Studi yang dilakukan oleh KnowBe4 menunjukkan bahwa taktik ini digunakan pada lebih dari 90% serangan phishing.

Para penjahat siber ini menggunakan AI untuk menganalisis media sosial dan data online lainnya. Selanjutnya, data yang terkumpul dipakai untuk merancang serangan rekayasa sosial yang bertarget dan persuasif. 

Kerentanan psikologis korban dan lemahnya pengamanan seperti password serta tidak aktifnya two factor authentication menjadi celah untuk memanipulasi.

“Taktik seperti ini banyak digunakan dalam pengambilalihan akun (Account Takeover),” ungkap Jubun.

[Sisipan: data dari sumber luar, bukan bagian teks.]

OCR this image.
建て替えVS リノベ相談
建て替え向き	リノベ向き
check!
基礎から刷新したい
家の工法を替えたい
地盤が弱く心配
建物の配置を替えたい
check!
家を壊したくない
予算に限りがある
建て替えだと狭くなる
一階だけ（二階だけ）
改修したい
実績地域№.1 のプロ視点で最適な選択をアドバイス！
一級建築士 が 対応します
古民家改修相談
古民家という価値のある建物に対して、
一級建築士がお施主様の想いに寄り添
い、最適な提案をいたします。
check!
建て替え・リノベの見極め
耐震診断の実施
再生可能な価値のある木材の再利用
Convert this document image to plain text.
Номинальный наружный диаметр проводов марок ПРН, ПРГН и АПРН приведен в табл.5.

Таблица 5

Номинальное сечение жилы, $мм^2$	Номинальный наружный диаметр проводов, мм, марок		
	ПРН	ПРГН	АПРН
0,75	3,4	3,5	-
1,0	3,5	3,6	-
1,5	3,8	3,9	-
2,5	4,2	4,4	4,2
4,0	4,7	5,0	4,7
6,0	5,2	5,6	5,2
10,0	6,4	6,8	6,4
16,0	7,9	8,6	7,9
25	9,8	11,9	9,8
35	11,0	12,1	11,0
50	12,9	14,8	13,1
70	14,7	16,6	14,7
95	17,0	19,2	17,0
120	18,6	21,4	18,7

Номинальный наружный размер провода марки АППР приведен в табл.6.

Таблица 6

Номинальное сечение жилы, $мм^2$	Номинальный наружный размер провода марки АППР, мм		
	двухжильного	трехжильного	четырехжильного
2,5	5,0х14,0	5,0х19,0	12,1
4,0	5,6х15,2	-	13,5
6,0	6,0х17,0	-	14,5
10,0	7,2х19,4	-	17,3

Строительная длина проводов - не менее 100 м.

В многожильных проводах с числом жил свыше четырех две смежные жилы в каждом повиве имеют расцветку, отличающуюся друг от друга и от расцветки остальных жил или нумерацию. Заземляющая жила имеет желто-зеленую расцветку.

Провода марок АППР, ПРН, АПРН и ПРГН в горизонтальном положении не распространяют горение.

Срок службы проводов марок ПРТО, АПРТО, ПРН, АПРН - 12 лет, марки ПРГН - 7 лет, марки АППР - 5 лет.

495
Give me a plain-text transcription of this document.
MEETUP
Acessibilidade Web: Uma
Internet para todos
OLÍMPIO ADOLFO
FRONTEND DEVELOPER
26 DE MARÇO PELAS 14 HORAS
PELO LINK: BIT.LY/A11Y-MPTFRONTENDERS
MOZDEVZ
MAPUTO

Account takeover ini memungkinkan penipu untuk mengakses akun perbankan, kredit, e-commerce, atau media sosial pengguna secara ilegal.

Bahaya Pencurian Identitas dan Pemalsuan Dokumen

Detektif Jubun membeberkan bahwa penipuan AI lain yang patut Anda curigai adalah pencurian identitas dan pemalsuan dokumen. Keduanya berpotensi merusak image, menjatuhkan skor kredit, hingga memicu kerugian finansial.

Kejahatan ini menjadi ancaman serius karena secara tidak sadar Anda terikat secara hukum pada kontrak atau perjanjian. 

“Anda masih ingat dugaan kebocoran data eHAC (electronic Health Alert Card) saat pandemi Covid-19 lalu? Dugaan kebocoran mencapai 1,3 juta data pengguna, ” jelas Jubun.

Menurut Jubun yang sering mengajar di berbagai bank dan lembaga keuangan, apabila jika data-data yang bocor ini diperjualbelikan, maka pihak pembeli bisa menggunakannya untuk melakukan banyak hal. Contohnya seperti pengajuan kartu kredit , pembelian barang secara kredit, hingga pinjaman online.

“Pemilik identitas yang asli tidak akan sadar jika data mereka digunakan karena memang tidak pernah mengajukan apapun,” imbuhnya.

Lanjut Jubun, penipuan lain yang masuk dalam pencurian identitas ini adalah love scam.

“Para penipu ini memanfaatkan AI untuk menulis secara meyakinkan dalam bahasa korban. Mereka juga membuat foto profil menggunakan identitas orang lain ataupun membuat foto palsu menggunakan AI. Penipu akan mendekati dan melibatkan korban secara emosional, sebelum akhirnya menipu,” ujar Jubun.

Canggihnya teknologi saat ini mungkin membuat Anda kesulitan untuk memastikan apakah sesuatu yang Anda hadapi asli atau palsu. Namun, Detektif Jubun memberikan tips untuk selalu melakukan verifikasi agar terhindar dari penipuan AI dan lainnya. Ia berpesan agar sebaiknya melakukan verifikasi terlebih dahulu sebelum mempercayai sesuatu.